Upon taking the call, I was greeted by a friendly and polite, but clearly exasperated, caller. His path in getting to me clearly explained his exasperation. He was a technician working for our customer and was assigned to install the device my company made into the data center at a secure government location. He had run into trouble getting our device talking to their systems and reached out to the reseller’s technical support team.
After running through some troubleshooting steps, escalating within the reseller, and then running through them all again with the a second level technician, he’d been shunted over to the manufacturer’s (my company’s) technical support team, to troubleshoot a third time. After reaching the depths of our technical support he ended up in our QA team, who tried to figure out if what he was experiencing was a bug in our system or not, and finally when that came to naught, we was redirected to me as the lead developer for the module in question.
It quickly became clear why we were having so much trouble diagnosing the problem, and why no one could give me an actual case with any sort of details to work on. Our normal troubleshooting steps would involve connecting a modem to a phone line and having our device on site dial home, where we could log in to the underlying OS to investigate issues. We also had a myriad of other methods for remotely accessing our devices for troubleshooting, but at this site, being a secure government location, they were all off the table. There wasn’t much of a tool chain in place for troubleshooting without remote access, just a spartan front panel with some readings, a tired technician and me. Everyone else had already failed, so now it was my turn.
The thick cable that connects our device to the device we are talking to connects to a large multi-pin connector on the back of our device, and the diagnostic readout can show the voltage level on each pin once per second. Not a ton to go on when the values can fluctuate thousands of times per second, but that’s what I had him read to me.
“All Zeros”, he assured me.
“No readings at all?”, I replied, “Are you sure the cable is plugged i…”
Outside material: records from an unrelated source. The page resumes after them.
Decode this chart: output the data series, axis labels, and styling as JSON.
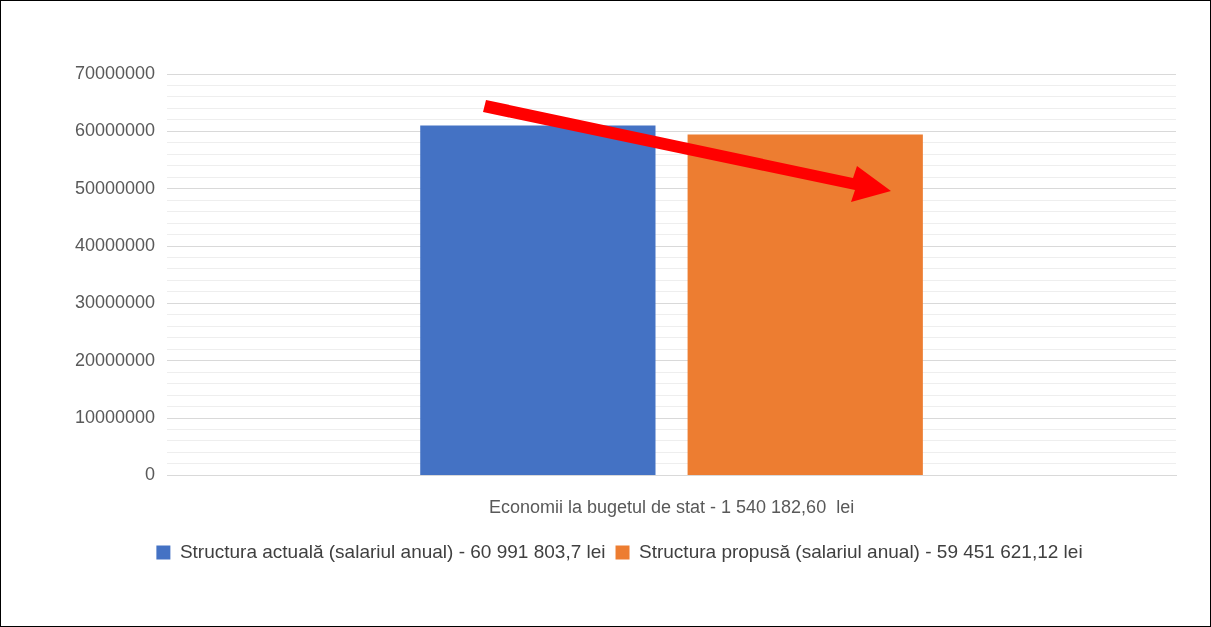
{
  "chart_data": {
    "type": "bar",
    "categories": [
      "Economii la bugetul de stat - 1 540 182,60  lei"
    ],
    "series": [
      {
        "name": "Structura actuală (salariul anual) - 60 991 803,7 lei",
        "color": "#4472c4",
        "values": [
          61000000
        ]
      },
      {
        "name": "Structura propusă (salariul anual) - 59 451 621,12 lei",
        "color": "#ed7d31",
        "values": [
          59450000
        ]
      }
    ],
    "ylim": [
      0,
      70000000
    ],
    "yticks": [
      0,
      {
        "value": 2000000,
        "label": null
      },
      {
        "value": 4000000,
        "label": null
      },
      {
        "value": 6000000,
        "label": null
      },
      {
        "value": 8000000,
        "label": null
      },
      10000000,
      {
        "value": 12000000,
        "label": null
      },
      {
        "value": 14000000,
        "label": null
      },
      {
        "value": 16000000,
        "label": null
      },
      {
        "value": 18000000,
        "label": null
      },
      20000000,
      {
        "value": 22000000,
        "label": null
      },
      {
        "value": 24000000,
        "label": null
      },
      {
        "value": 26000000,
        "label": null
      },
      {
        "value": 28000000,
        "label": null
      },
      30000000,
      {
        "value": 32000000,
        "label": null
      },
      {
        "value": 34000000,
        "label": null
      },
      {
        "value": 36000000,
        "label": null
      },
      {
        "value": 38000000,
        "label": null
      },
      40000000,
      {
        "value": 42000000,
        "label": null
      },
      {
        "value": 44000000,
        "label": null
      },
      {
        "value": 46000000,
        "label": null
      },
      {
        "value": 48000000,
        "label": null
      },
      50000000,
      {
        "value": 52000000,
        "label": null
      },
      {
        "value": 54000000,
        "label": null
      },
      {
        "value": 56000000,
        "label": null
      },
      {
        "value": 58000000,
        "label": null
      },
      60000000,
      {
        "value": 62000000,
        "label": null
      },
      {
        "value": 64000000,
        "label": null
      },
      {
        "value": 66000000,
        "label": null
      },
      {
        "value": 68000000,
        "label": null
      },
      70000000
    ],
    "grid": "y",
    "legend": "bottom"
  }
}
He cut me off before I could finish. “Listen, I’ve been on the phone for five hours. I’ve talked to six different people and all of them wanted me to make sure the cable is plugged in. I assure you it is. I’m not an idiot, I’m looking at the back of your unit now, and I can see that the cable is definitely plugged in. I can see the cable and the connector. Both are in my field of view right now, and they are definitely plugged together. I’ve also already tried unplugging and replugging the cable, and cleaning the connector. Its not the cable. The cable is great, its brand new. Can we just assume I’m not an idiot who forgot to plug this thing in, and troubleshoot the actual issue? Whats the next step?”
It seemed reasonable, problem was, without remote access I didn’t really have a next step, and all those pins reading zero volts almost certainly pointed to a cable issue. I wasn’t sure if I should go there, he already seemed kind of touchy, but I didn’t have any other ideas, so I opened my mouth:
“Is the other end of the cable plugged in?”
This was met with a moment of silence as he put down the phone to check, and quickly came back on the line, obviously embarrassed.
“Ok, thank you for your help, I think I can handle this from here. click” He was in quite a rush to get off the phone.
Goes to show that support technicians can check if a cable is plugged in, but you need the lead developer to remember that cables have two ends. I guess that’s why we earn the big money.
All kidding and self-aggrandizing aside, this was my favorite support call I’ve ever been on, all the build up to the punch line, all the techs who went down the same train of thought, but didn’t quite take it to its logical conclusion, the sudden denouement, it felt like being in a comedy skit.